If you are currently comparing Medigap, Part D, or Part C plans, you can use Medicare’s plan comparison tool to see what plans are available where you live, as well as their costs and coverage options.
If your kidneys become damaged and are unable to do their job, kidney failure may eventually occur. Approximately 750,000 people in the United States have ESRD. People with ESRD account for 1 percent of the U.S. Medicare population, but 7 percent of its annual budget.
The most common cause of kidney damage is diabetes, followed by high blood pressure.
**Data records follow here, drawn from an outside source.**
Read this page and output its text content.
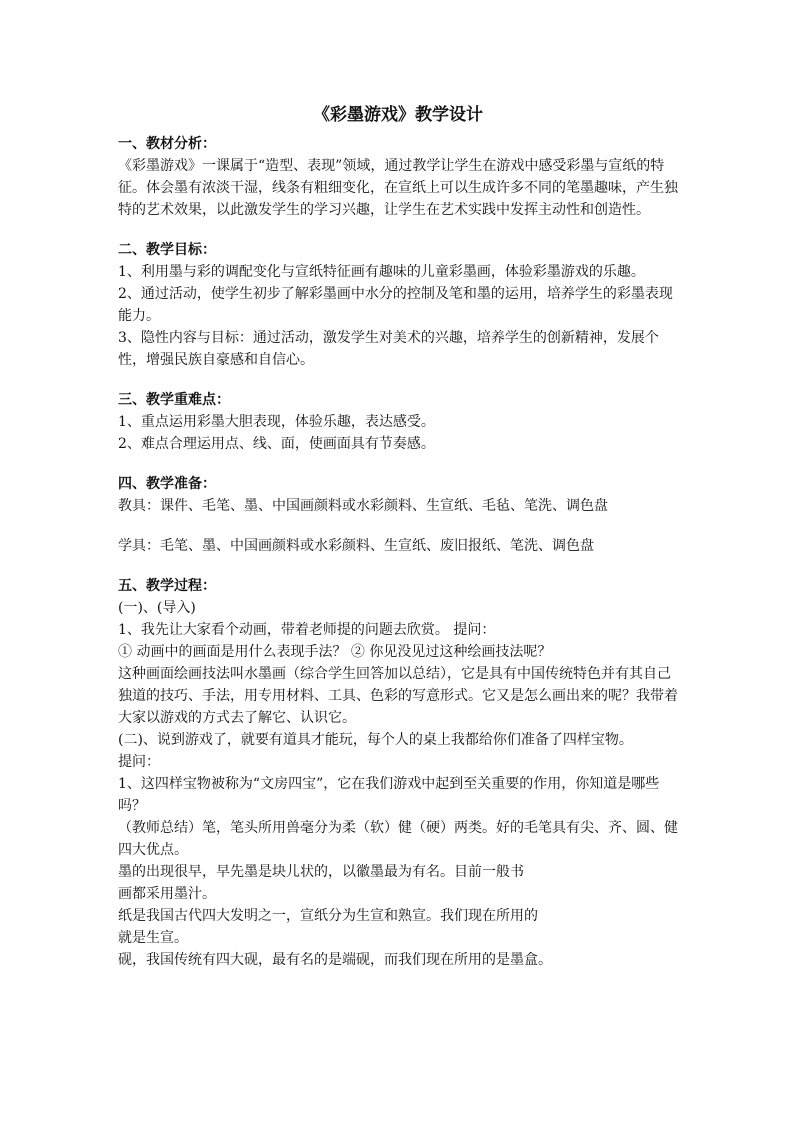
《彩墨游戏》教学设计
一、教材分析：
《彩墨游戏》一课属于“造型、表现”领域，通过教学让学生在游戏中感受彩墨与宣纸的特征。体会墨有浓淡干湿，线条有粗细变化，在宣纸上可以生成许多不同的笔墨趣味，产生独特的艺术效果，以此激发学生的学习兴趣，让学生在艺术实践中发挥主动性和创造性。
二、教学目标：
1、利用墨与彩的调配变化与宣纸特征画有趣味的儿童彩墨画，体验彩墨游戏的乐趣。
2、通过活动，使学生初步了解彩墨画中水分的控制及笔和墨的运用，培养学生的彩墨表现能力。
3、隐性内容与目标：通过活动，激发学生对美术的兴趣，培养学生的创新精神，发展个性，增强民族自豪感和自信心。
三、教学重难点：
1、重点运用彩墨大胆表现，体验乐趣，表达感受。
2、难点合理运用点、线、面，使画面具有节奏感。
四、教学准备：
教具：课件、毛笔、墨、中国画颜料或水彩颜料、生宣纸、毛毡、笔洗、调色盘
学具：毛笔、墨、中国画颜料或水彩颜料、生宣纸、废旧报纸、笔洗、调色盘
五、教学过程：
(一)、(导入)
1、我先让大家看个动画，带着老师提的问题去欣赏。 提问：
① 动画中的画面是用什么表现手法？ ② 你见没见过这种绘画技法呢？
这种画面绘画技法叫水墨画（综合学生回答加以总结），它是具有中国传统特色并有其自己独道的技巧、手法，用专用材料、工具、色彩的写意形式。它又是怎么画出来的呢？我带着大家以游戏的方式去了解它、认识它。
(二)、说到游戏了，就要有道具才能玩，每个人的桌上我都给你们准备了四样宝物。
提问：
1、这四样宝物被称为“文房四宝”，它在我们游戏中起到至关重要的作用，你知道是哪些吗？
（教师总结）笔，笔头所用兽毫分为柔（软）健（硬）两类。好的毛笔具有尖、齐、圆、健四大优点。
墨的出现很早，早先墨是块儿状的，以徽墨最为有名。目前一般书
画都采用墨汁。
纸是我国古代四大发明之一，宣纸分为生宣和熟宣。我们现在所用的
就是生宣。
砚，我国传统有四大砚，最有名的是端砚，而我们现在所用的是墨盒。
Urinary tract problems, autoimmune diseases such as lupus, and genetic conditions such as polycystic kidney disease or Alport syndrome can also be the cause.
Even if you have one or more of these conditions, there are ways to prevent kidney failure. Strategies include eating a heart-healthy diet, staying well hydrated, and limiting your salt intake.
Kidney failure (ESRD) is the final stage of kidney disease. At this point, you will need dialysis or a kidney transplant.
Kidney failure cannot be cured once it occurs. However, dialysis and kidney transplants allow people to live long, happy, and productive lives, even with this condition.
People with ESRD may enroll in Medicare at any age. To be eligible for Medicare, you will need to be on regular dialysis or have had a kidney transplant.
Different parts of Medicare cover different treatments. For example, in-patient dialysis is covered by Medicare Part A, whereas outpatient or at-home dialysis is covered by Medicare Part B.
If you are younger than 65 and are receiving Medicare for ESRD, your coverage will end 36 months after you have a kidney transplant or 1 year after you no longer need dialysis.